I’ve been carrying this photo on my cell phone for weeks.
It was with me when I flew to NYC and spent timeless days with others not of this earth and yet entirely of this earth. Why did I go and what happened to me while I was out there? Before I could determine the answers I came home to family fighting floods and spent an evening gauging atmospheric conditions in our tornado-ripened sky (when do we dive into the crawl space for shelter??) All the while this quote I found hanging in the Western Heritage Museum staying with me.
How does this feel — to follow one another out of this world? And what of the text left unwritten: And into the next world.

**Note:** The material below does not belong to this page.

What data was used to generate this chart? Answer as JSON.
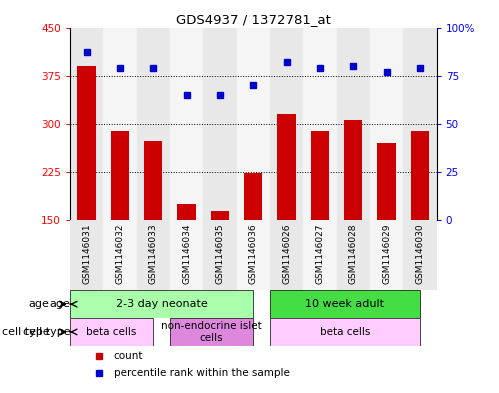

How did the Northern Cheyenne end up in Montana? History tells us they drifted.
The Chippewa were pressed west, which pressed the Sioux further west, which displaced the Chaa
to areas in North Dakota where they could still occupy fixed villages, make pottery and practice agriculture. And then came the day they were driven into the plains, losing their arts and learning instead to become roving buffalo hunters in order to survive.
To this day, in sacred ceremonies, the spiritual keeper of stories tells how it came to be that the tribe lost the corn upon being forced to live after leaving their eastern country.
If you study the stories of Dull Knife and the Northern Cheyenne, you will be told how the Indians drifted. Did they, do we, do I? Underneath the buffalo-hunter’s robes is the spirit of a roving corn-planter.